District Attorney of Essex County
- Incumbent
- Assumed office January 2, 2023
- Preceded by: Jonathan W. Blodgett

Member of the Massachusetts House of Representatives from the 7th Essex district
- In office January 7, 2015 – January 4, 2023
- Preceded by: John D. Keenan
- Succeeded by: Manny Cruz

Chief of the Salem Police Department
- In office 2009–2014
- Preceded by: Robert M. St. Pierre
- Succeeded by: Mary E. Butler

Personal details
- Party: Democratic
- Education: Salem State University (BS) Anna Maria College (MA) Massachusetts School of Law (JD)

= Paul Tucker (politician) =

American politician

Paul F. Tucker is an American politician, lawyer and law enforcement officer currently serving as the District Attorney of Essex County, Massachusetts since 2023. A member of the Democratic Party, Tucker served as the State Representative for Massachusetts House of Representatives' 7th Essex district from 2014 to 2022.
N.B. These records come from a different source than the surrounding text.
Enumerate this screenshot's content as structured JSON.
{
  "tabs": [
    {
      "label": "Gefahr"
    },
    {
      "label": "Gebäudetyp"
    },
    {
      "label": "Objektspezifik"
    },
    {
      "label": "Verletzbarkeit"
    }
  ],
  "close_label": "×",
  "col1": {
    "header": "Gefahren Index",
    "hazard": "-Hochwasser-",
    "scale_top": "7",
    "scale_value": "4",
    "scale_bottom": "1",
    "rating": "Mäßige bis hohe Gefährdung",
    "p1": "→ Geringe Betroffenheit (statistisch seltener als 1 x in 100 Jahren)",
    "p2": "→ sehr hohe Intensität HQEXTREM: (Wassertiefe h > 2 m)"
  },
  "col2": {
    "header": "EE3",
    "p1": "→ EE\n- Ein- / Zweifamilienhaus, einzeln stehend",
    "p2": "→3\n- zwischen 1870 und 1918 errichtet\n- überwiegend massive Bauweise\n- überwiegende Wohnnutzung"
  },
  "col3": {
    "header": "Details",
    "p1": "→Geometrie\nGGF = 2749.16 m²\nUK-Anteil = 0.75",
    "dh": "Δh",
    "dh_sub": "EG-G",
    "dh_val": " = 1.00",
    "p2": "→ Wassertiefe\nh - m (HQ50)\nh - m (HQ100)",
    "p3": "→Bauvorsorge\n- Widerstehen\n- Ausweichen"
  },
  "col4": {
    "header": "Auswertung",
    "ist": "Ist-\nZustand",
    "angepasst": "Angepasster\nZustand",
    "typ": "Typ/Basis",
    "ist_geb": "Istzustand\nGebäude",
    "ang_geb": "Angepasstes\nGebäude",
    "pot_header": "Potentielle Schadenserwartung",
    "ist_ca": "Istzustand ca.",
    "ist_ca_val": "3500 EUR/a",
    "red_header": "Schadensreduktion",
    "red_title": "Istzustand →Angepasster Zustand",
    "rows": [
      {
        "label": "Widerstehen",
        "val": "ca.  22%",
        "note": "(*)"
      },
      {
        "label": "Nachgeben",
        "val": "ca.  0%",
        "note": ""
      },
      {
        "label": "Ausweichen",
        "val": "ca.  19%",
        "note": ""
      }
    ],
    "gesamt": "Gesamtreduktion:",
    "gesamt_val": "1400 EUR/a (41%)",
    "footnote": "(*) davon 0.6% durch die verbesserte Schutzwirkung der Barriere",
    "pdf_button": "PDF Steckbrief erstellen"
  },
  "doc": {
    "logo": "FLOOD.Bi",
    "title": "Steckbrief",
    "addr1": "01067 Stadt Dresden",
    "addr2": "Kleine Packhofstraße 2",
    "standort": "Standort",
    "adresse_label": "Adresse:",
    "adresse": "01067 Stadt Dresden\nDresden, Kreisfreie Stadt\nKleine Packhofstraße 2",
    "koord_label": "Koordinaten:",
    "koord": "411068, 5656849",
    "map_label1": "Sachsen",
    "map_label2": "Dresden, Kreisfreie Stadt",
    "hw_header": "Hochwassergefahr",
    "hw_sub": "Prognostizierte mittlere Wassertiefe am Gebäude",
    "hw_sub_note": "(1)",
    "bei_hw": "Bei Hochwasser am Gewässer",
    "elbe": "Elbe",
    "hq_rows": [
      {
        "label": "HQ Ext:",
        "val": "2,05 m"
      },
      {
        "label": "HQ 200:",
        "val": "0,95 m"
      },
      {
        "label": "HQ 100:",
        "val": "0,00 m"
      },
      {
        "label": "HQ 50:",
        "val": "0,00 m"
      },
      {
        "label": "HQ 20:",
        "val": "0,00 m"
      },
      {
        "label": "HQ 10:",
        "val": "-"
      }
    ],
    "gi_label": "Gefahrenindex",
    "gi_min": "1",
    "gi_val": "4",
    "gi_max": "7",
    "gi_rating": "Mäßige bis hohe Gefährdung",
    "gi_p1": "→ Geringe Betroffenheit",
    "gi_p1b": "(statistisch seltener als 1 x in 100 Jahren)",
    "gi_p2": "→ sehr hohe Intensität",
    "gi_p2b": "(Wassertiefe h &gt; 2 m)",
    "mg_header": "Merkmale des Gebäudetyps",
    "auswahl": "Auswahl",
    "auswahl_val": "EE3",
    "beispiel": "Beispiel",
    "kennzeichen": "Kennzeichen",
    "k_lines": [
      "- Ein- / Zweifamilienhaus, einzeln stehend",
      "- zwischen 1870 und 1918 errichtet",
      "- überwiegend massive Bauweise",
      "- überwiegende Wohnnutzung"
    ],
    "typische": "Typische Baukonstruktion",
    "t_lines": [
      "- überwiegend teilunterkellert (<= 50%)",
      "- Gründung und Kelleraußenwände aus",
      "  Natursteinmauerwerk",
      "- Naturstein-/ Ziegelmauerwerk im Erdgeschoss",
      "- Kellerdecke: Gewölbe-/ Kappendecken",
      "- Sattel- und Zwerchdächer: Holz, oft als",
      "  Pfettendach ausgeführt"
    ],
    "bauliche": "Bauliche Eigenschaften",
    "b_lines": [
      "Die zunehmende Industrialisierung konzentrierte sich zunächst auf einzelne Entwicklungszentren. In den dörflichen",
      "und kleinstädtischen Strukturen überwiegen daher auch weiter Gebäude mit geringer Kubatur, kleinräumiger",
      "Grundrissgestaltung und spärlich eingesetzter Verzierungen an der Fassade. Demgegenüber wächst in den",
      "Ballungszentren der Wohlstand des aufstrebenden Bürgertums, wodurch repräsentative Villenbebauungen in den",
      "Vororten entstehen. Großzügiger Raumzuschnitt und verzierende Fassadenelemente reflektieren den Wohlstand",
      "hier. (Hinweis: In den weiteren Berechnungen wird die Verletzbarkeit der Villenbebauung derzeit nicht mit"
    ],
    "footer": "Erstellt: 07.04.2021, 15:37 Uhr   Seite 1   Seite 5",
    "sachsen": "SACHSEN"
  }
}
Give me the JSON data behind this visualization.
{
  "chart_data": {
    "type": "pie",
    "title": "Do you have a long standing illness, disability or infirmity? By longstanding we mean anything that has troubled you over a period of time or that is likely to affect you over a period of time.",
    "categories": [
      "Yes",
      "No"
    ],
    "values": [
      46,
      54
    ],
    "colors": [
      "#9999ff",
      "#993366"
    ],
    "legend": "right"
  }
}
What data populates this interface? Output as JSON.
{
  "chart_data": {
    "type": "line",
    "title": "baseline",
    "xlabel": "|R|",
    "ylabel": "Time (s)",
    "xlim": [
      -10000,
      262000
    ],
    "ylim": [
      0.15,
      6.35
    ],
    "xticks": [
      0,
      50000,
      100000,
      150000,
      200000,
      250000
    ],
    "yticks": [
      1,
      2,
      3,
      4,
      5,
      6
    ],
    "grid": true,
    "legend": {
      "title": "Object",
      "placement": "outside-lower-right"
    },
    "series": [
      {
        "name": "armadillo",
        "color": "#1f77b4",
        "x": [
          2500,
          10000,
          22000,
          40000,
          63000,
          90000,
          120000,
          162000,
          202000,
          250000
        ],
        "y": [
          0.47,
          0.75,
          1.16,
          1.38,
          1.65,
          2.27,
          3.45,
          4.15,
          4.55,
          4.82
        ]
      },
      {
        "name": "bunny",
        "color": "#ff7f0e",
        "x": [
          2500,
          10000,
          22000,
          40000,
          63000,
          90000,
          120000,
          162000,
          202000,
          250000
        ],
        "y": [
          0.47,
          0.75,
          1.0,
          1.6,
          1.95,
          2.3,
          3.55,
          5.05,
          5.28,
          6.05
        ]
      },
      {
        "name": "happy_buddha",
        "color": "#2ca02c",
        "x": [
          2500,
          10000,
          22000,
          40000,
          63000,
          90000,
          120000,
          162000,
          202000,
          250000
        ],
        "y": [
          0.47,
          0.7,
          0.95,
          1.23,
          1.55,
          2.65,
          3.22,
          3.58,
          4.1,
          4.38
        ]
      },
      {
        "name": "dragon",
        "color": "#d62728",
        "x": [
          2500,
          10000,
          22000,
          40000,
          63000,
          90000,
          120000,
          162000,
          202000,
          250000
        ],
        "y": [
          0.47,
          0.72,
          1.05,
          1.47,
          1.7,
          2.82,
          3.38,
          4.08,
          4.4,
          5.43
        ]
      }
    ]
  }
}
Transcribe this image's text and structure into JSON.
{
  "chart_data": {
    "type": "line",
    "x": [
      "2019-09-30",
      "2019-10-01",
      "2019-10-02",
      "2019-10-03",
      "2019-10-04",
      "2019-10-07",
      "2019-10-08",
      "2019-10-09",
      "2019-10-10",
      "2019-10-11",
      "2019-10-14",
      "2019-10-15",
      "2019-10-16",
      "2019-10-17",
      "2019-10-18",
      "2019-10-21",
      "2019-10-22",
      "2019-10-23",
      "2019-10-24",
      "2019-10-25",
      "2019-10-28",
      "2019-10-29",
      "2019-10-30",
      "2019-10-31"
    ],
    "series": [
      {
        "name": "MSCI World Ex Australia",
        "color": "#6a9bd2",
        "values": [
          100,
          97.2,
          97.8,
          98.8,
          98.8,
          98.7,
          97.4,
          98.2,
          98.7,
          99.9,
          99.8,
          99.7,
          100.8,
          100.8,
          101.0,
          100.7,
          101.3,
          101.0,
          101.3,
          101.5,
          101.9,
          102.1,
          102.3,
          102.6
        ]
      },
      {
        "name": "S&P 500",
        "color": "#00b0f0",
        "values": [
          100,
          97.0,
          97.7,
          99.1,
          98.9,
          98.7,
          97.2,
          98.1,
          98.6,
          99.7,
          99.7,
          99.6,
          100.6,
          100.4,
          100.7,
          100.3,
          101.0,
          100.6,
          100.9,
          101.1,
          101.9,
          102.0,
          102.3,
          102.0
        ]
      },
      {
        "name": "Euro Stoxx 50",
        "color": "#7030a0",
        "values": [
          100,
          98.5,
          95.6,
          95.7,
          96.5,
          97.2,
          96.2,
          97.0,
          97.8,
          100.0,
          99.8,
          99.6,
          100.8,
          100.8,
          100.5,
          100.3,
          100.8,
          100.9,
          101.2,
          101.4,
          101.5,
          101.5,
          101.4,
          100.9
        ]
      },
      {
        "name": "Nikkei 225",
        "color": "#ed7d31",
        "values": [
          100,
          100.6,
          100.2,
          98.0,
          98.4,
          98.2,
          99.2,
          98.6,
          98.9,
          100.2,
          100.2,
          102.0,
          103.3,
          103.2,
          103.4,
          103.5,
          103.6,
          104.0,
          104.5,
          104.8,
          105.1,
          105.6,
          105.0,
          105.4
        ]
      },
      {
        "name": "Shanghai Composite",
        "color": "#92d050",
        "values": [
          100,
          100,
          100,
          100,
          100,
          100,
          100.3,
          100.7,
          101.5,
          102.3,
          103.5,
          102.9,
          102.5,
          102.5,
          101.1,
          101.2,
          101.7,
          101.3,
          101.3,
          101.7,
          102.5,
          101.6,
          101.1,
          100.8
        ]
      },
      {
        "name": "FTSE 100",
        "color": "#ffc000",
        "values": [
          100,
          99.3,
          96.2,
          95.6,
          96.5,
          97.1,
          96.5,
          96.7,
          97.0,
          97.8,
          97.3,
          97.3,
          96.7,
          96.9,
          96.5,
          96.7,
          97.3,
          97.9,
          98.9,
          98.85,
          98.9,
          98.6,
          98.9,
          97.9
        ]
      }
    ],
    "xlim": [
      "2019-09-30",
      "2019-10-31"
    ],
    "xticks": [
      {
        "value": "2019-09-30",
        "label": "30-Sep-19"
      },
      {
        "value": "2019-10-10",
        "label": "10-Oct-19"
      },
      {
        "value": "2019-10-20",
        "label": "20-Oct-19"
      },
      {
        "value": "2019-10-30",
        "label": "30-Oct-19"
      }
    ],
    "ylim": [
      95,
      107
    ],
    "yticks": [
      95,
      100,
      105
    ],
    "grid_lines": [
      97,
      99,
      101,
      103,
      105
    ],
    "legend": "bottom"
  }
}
Tucker formerly served as Chief of the Salem Police Department before being elected to public office.

==Early life, education, and career==
Tucker graduated from Salem High School in 1976, where he played basketball. Tucker went on to graduate from Salem State University with a bachelor's degree in Criminal Justice. Tucker worked as a campus police officer until later joining the Nashua, New Hampshire Police Department. In 1983, Tucker joined the Salem Police Department as a patrol officer.

While working at the Salem Police Department, Tucker earned a master's degree in Criminal Justice from Anna Maria College in 1992. Tucker held multiple positions in the Salem Police Department, including detective, chief of detectives, and Chief of Police. Tucker also attended the FBI National Academy, Federal Law Enforcement Training Center, and directed the North Shore Drug Task Force.

Tucker attended night classes at the Massachusetts School of Law, earning a juris doctor in 2000. Tucker has since taught Criminal Justice courses at Endicott College and Salem State University.

In 2014, Tucker resigned as Chief of the Salem Police Department, and was elected as the State Representative for the Massachusetts House of Representatives' 7th Essex district, covering the city of Salem. In 2022, Tucker was elected as the District Attorney of Essex County, and has held this office since January 2, 2023.

==Controversy Concerning Tucker's Handling of Police Brutality Allegation==

Tucker has been at the center of a controversy involving his failure to bring charges against a police officer in a case of alleged police brutality.

According to video and records obtained by NBC Boston, a Lawrence, Massachusetts man, Sodiq Folarin Amusat, was arrested and held in custody by the Lawrence Police Department in March 2023.

In the early morning hours of March 10, 2023, Amusat stood inside the Lawrence Police Department booking room after officers had arrested him for disorderly conduct related to a noise complaint. While Amusat was speaking with officers in the booking area, Mark Mangan, a police Captain at the time, suddenely struck Mangan with his arm. Amusat's head struck a metal door and he then fell to the floor. In reference to Mangan's striking of Amusat, NBC stated: "Mangan suddenly 'clotheslined' him." Mangan violently struck Amusat with an outstretched arm. Video of the incident depicted what appeared to be an unprovoked attack.

While Tucker, as Essex County District Attorney, declined to pursue criminal charges against Mangan, The Boston Globe reported in August 2025 that a federal grand jury probe of the incident was underway. In October 2025, that federal grand jury indicted Mangan on charges including deprivation of rights under color of law and submitting false reports. It also reported that Amusat filed a lawsuit against Mangan and the City of Lawrence. That lawsuit was stayed by the court, apparently due to the criminal probe.

==Massachusetts House of Representatives==

Tucker was first elected to serve as the State Representative for Massachusetts House of Representatives' 7th Essex district, which encompasses the city of Salem, Massachusetts, on November 4, 2014, as a member of the Democratic Party. Tucker defeated Libertarian party candidate Daniel Morris with 84% of the vote in the general election. Tucker was then re-elected essentially unopposed in both primary and general elections in 2016, 2018, and 2020.

While a State Representative, Tucker served as Vice Chair of the Joint Committee on Marijuana Policy. Tucker also sat on numerous committees, including the Joint Committee on Education, on the Judiciary, on Public Safety and Homeland Security, on Ways and Means, on Education, on Transportation, on Municipalities and Regional Government, and on Mental Health, Substance Use and Recovery.